Recess Isn’t Enough: Active Play Should Be All Day

21 August 2011 Categories: public school, unschooling

Laurie's 17 year old unschooling son active at play

A post on Care2 states that the demise of school recess hurts student learning. It advocates that children should have “even 15 minutes” to “run around”. I believe that this article misses a major point- A few-minute gesture of respite or “recess” from hours of mindless busywork is not “recess” at all. The value of outdoor play is in realizing that children’s natural state of being is play and movement. Reversing the ratio of active playing vs. sitting down would be a wonderful start for schools: Freedom to play and move should consume the child’s day and “15 minutes” to sit in discussion (if children so choose) would be more in line with a child’s natural development.

Schools do not understand the fundamental basics of children’s needs or how children’s brains learn, nor do they seem to show compassion, empathy or caring about children’s needs or what is developmentally appropriate.  Children of all ages, teens included, learn BY playing- Play is the necessary means by which their brains process, understand, assimilate, store, recall and activate information. Anything they are forced to “learn” that is not through their own will is nothing more than conditioning. Conditioning is an aggressive way of forcing a child to consume, absorb or swallow information or mold to a pattern that is not relevant to their needs. The mass epidemic of labeling children with “learning disabilities” and chemically controlling them with psychiatric drugs is testimony to the failure of schools to understand the most elementary ABC’s of how developing brains learn.

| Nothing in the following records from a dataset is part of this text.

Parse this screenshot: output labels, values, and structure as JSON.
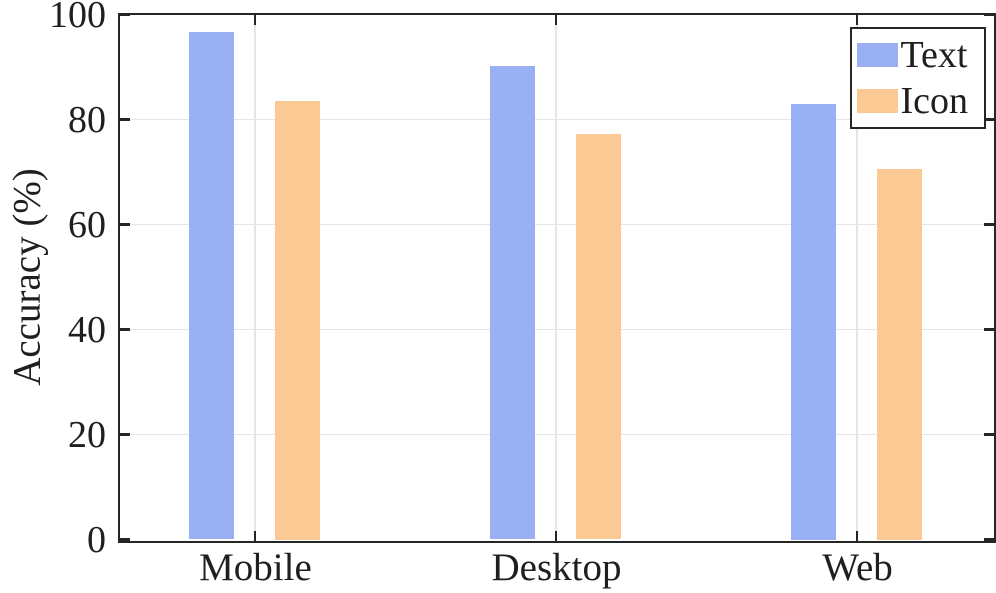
{
  "chart_data": {
    "type": "bar",
    "title": "",
    "xlabel": "",
    "ylabel": "Accuracy (%)",
    "categories": [
      "Mobile",
      "Desktop",
      "Web"
    ],
    "series": [
      {
        "name": "Text",
        "color": "#9AB0F4",
        "values": [
          96.6,
          90.1,
          83.0
        ]
      },
      {
        "name": "Icon",
        "color": "#FBC994",
        "values": [
          83.5,
          77.3,
          70.5
        ]
      }
    ],
    "ylim": [
      0,
      100
    ],
    "yticks": [
      0,
      20,
      40,
      60,
      80,
      100
    ],
    "grid": true,
    "legend_position": "top-right"
  },
  "colors": {
    "axis_line": "#262626",
    "grid_line": "#E6E6E6",
    "text": "#1F1F1F",
    "background": "#FFFFFF"
  }
}
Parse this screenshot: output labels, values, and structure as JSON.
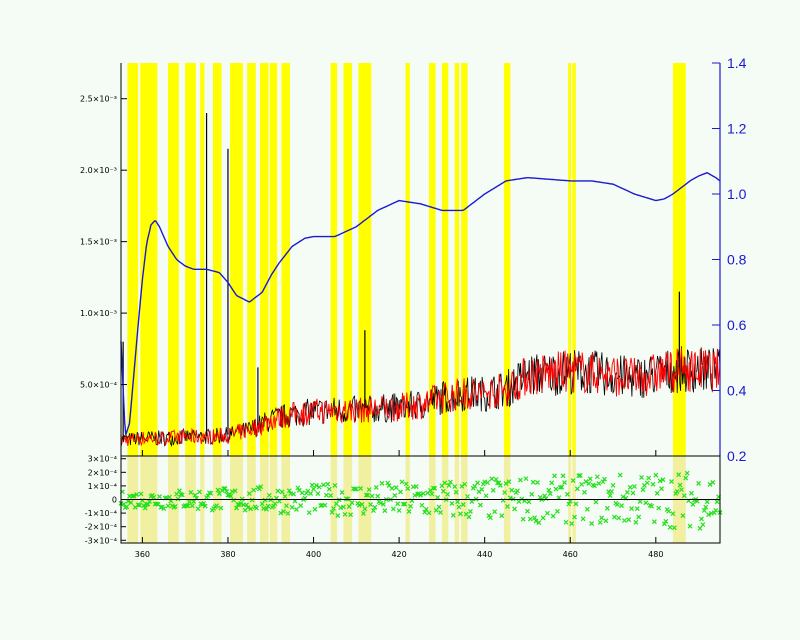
{
  "chart_data": [
    {
      "type": "line",
      "panel": "spectrum",
      "title": "",
      "xlabel": "",
      "ylabel": "",
      "xlim": [
        355,
        495
      ],
      "ylim_left": [
        0,
        2.75
      ],
      "ylim_right": [
        0.2,
        1.4
      ],
      "left_ticks": [
        {
          "value": 0.5,
          "label": "5.0×10⁻⁴"
        },
        {
          "value": 1.0,
          "label": "1.0×10⁻³"
        },
        {
          "value": 1.5,
          "label": "1.5×10⁻³"
        },
        {
          "value": 2.0,
          "label": "2.0×10⁻³"
        },
        {
          "value": 2.5,
          "label": "2.5×10⁻³"
        }
      ],
      "right_ticks": [
        "0.2",
        "0.4",
        "0.6",
        "0.8",
        "1.0",
        "1.2",
        "1.4"
      ],
      "x_ticks": [
        {
          "value": 360,
          "label": "360"
        },
        {
          "value": 380,
          "label": "380"
        },
        {
          "value": 400,
          "label": "400"
        },
        {
          "value": 420,
          "label": "420"
        },
        {
          "value": 440,
          "label": "440"
        },
        {
          "value": 460,
          "label": "460"
        },
        {
          "value": 480,
          "label": "480"
        }
      ],
      "colors": {
        "data": "#000000",
        "model": "#ff0000",
        "continuum": "#1a1ad0",
        "mask": "#ffff00"
      },
      "masked_regions": [
        [
          356.5,
          359.0
        ],
        [
          359.5,
          363.5
        ],
        [
          366.0,
          368.5
        ],
        [
          370.0,
          372.5
        ],
        [
          373.5,
          374.5
        ],
        [
          376.5,
          378.5
        ],
        [
          380.5,
          383.5
        ],
        [
          384.5,
          386.5
        ],
        [
          387.5,
          389.5
        ],
        [
          389.8,
          391.5
        ],
        [
          392.5,
          394.5
        ],
        [
          404.0,
          405.5
        ],
        [
          407.0,
          409.0
        ],
        [
          410.5,
          413.5
        ],
        [
          421.5,
          422.5
        ],
        [
          427.0,
          428.5
        ],
        [
          430.0,
          431.5
        ],
        [
          433.0,
          434.0
        ],
        [
          434.5,
          436.0
        ],
        [
          444.5,
          446.0
        ],
        [
          459.5,
          460.2
        ],
        [
          460.5,
          461.3
        ],
        [
          484.0,
          487.0
        ]
      ],
      "continuum_curve": {
        "x": [
          355,
          356,
          357,
          358,
          359,
          360,
          361,
          362,
          363,
          364,
          366,
          368,
          370,
          372,
          375,
          378,
          380,
          382,
          385,
          388,
          390,
          392,
          395,
          398,
          400,
          402,
          405,
          410,
          415,
          420,
          425,
          430,
          435,
          440,
          445,
          450,
          455,
          460,
          465,
          470,
          475,
          480,
          482,
          484,
          486,
          488,
          490,
          492,
          494,
          495
        ],
        "y": [
          0.55,
          0.26,
          0.3,
          0.45,
          0.6,
          0.74,
          0.85,
          0.905,
          0.92,
          0.9,
          0.84,
          0.8,
          0.78,
          0.77,
          0.77,
          0.76,
          0.73,
          0.69,
          0.67,
          0.7,
          0.75,
          0.79,
          0.84,
          0.865,
          0.87,
          0.87,
          0.87,
          0.9,
          0.95,
          0.98,
          0.97,
          0.95,
          0.95,
          1.0,
          1.04,
          1.05,
          1.045,
          1.04,
          1.04,
          1.03,
          1.0,
          0.98,
          0.985,
          1.0,
          1.02,
          1.04,
          1.055,
          1.065,
          1.05,
          1.04
        ]
      },
      "flux_trend": {
        "x": [
          355,
          357,
          360,
          365,
          370,
          375,
          380,
          385,
          390,
          395,
          400,
          405,
          410,
          415,
          420,
          425,
          430,
          435,
          440,
          445,
          450,
          455,
          460,
          465,
          470,
          475,
          480,
          485,
          490,
          495
        ],
        "y": [
          0.12,
          0.12,
          0.13,
          0.13,
          0.14,
          0.14,
          0.15,
          0.19,
          0.26,
          0.3,
          0.32,
          0.33,
          0.33,
          0.34,
          0.35,
          0.37,
          0.42,
          0.45,
          0.45,
          0.48,
          0.58,
          0.59,
          0.61,
          0.6,
          0.58,
          0.56,
          0.59,
          0.62,
          0.62,
          0.61
        ]
      },
      "spikes": [
        {
          "x": 355.5,
          "y": 0.8
        },
        {
          "x": 375.0,
          "y": 2.4
        },
        {
          "x": 380.0,
          "y": 2.15
        },
        {
          "x": 387.0,
          "y": 0.62
        },
        {
          "x": 412.0,
          "y": 0.88
        },
        {
          "x": 485.5,
          "y": 1.15
        }
      ]
    },
    {
      "type": "scatter",
      "panel": "residuals",
      "xlim": [
        355,
        495
      ],
      "ylim": [
        -3.2,
        3.2
      ],
      "y_ticks": [
        {
          "value": 3,
          "label": "3×10⁻⁴"
        },
        {
          "value": 2,
          "label": "2×10⁻⁴"
        },
        {
          "value": 1,
          "label": "1×10⁻⁴"
        },
        {
          "value": 0,
          "label": "0"
        },
        {
          "value": -1,
          "label": "-1×10⁻⁴"
        },
        {
          "value": -2,
          "label": "-2×10⁻⁴"
        },
        {
          "value": -3,
          "label": "-3×10⁻⁴"
        }
      ],
      "colors": {
        "residual": "#22e01a",
        "zero_line": "#000000"
      }
    }
  ]
}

Children’ are being harmed holistically, especially physically, emotionally, cognitively and socially in school due to being starved of play and physical activity in school and also due to the abusive practices in schools of delaying and denying toilet use, hydration, food and movement, especially in the middle and high school grades. Obviously, no youth can “learn” anything under those conditions of distress; their bodies literally go into fight-or-flight or shut down mode. Schools are dangerous places for children and are developmentally inappropriate at all grade levels. Lack of play, lack of physical activity, denial of bodily needs and the lack of compassion by teachers and school officials for these needs are the top reasons why my teen son unschools. Save your child’s childhood, protect your child’s body, mind and spirit and take your child back from this abusive institution- Unschool!

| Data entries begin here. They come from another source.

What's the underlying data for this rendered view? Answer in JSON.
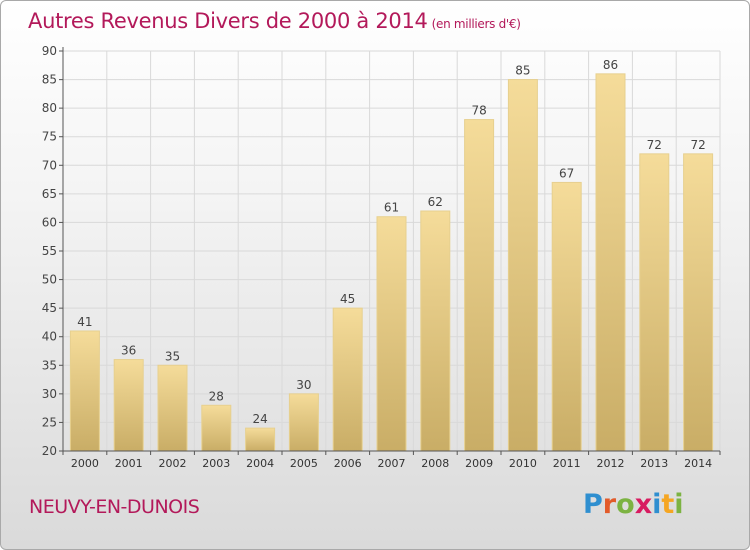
{
  "header": {
    "title": "Autres Revenus Divers de 2000 à 2014",
    "unit": "(en milliers d'€)"
  },
  "footer": {
    "town": "NEUVY-EN-DUNOIS",
    "logo": {
      "letters": [
        "P",
        "r",
        "o",
        "x",
        "i",
        "t",
        "i"
      ],
      "colors": [
        "#2f8fd0",
        "#e25b2a",
        "#7cb342",
        "#d81b60",
        "#2f8fd0",
        "#f5a623",
        "#7cb342"
      ]
    }
  },
  "chart_data": {
    "type": "bar",
    "title": "Autres Revenus Divers de 2000 à 2014",
    "subtitle": "(en milliers d'€)",
    "categories": [
      "2000",
      "2001",
      "2002",
      "2003",
      "2004",
      "2005",
      "2006",
      "2007",
      "2008",
      "2009",
      "2010",
      "2011",
      "2012",
      "2013",
      "2014"
    ],
    "values": [
      41,
      36,
      35,
      28,
      24,
      30,
      45,
      61,
      62,
      78,
      85,
      67,
      86,
      72,
      72
    ],
    "ylim": [
      20,
      90
    ],
    "yticks": [
      20,
      25,
      30,
      35,
      40,
      45,
      50,
      55,
      60,
      65,
      70,
      75,
      80,
      85,
      90
    ],
    "grid": true,
    "colors": {
      "bar_top": "#f5dc9a",
      "bar_bottom": "#c9ad66",
      "title": "#b3195a",
      "grid": "#d9d9d9",
      "axis": "#555555"
    }
  }
}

As a coach and consultant, I can help you get started and support you through your journey to rescue your child from public school. I can help you find alternatives such as unschooling or democratic schools, even if you are a single parent. Learn more about my coaching/consultation services here! You can also visit my YouTube channel, LaurieACouture, to view my six videos on the steps of unschooling.

4 Responses to “Recess Isn’t Enough: Active Play Should Be All Day”

  1. Kelly 21 August 2011 at 8:42 pm (PERMALINK)

    I love this piece. It is really quite frightening to grownups to hear “children learn through play” – and thrive through this experience, as well. Yes, many people don’t want to hear it – even though science and the many experiences of grown and growing unschoolers continue to support the facts. These resistant adults respond with thier own “conditioning”, often at base along the lines of, “I had to go through it [school] so they should too!”

    I am so grateful to be exposed to theories of unschooling, autodidactic experiences, etc. etc. My children are doing so well and our family has benefitted in more ways than I could compile in a short list!

    Thanks for writing a strong post.

    • Laurie A. Couture 21 August 2011 at 9:52 pm (PERMALINK)


      Thank you for your support- I am so happy to hear of thriving unschooling families! Yes, I agree with you- Far too many people seem to want their children to suffer school because they did, and so-called “professionals” continue to deny the science and the success of unschoolers and relaxed homeschoolers everywhere…


  2. Mariann 24 August 2011 at 11:58 am (PERMALINK)

    This is an awesome article. We, as a family, unschool our 10 year old triplets. We also have two older children that went through the public school system. The amount of problem solving, activeness, curiosity and willingness to learn, that we have seen in our triplets, is astounding. It’s self-teaching, really. Our job is not as difficult as we expected it to be! It’s been pure joy and outrageous fun. Our girls are outside doing, seeing, feeling, living and thriving every day. One question, leads to more and more. The common sense, and the ability to reason and plan, to work through and around, is refreshing for us to see. Our girls are happy, healthy and in our opinion, geniuses!!! :o) Loved this article, and it reaffirmed why we made our choices. Thank you!

  3. Homeschooling Works 15 September 2011 at 2:24 am (PERMALINK)

    In our modern culture it is considered normal to sit most of the day, and the schools really foster that. Contrary to popular belief sitting most of the day with only scheduled exercise that may not even be daily is not normal! Many schools have already limited or removed PE all together. My niece only has 2 days of PE a week at a private school. When I was in school we had it daily, yet I hated being told what I needed to do for exercise and was constantly made to play sports instead of walking the track which I really wanted to do. Long story short I got failing grades in PE for not participating in the required sports. I still hate competitive sports but love exercise!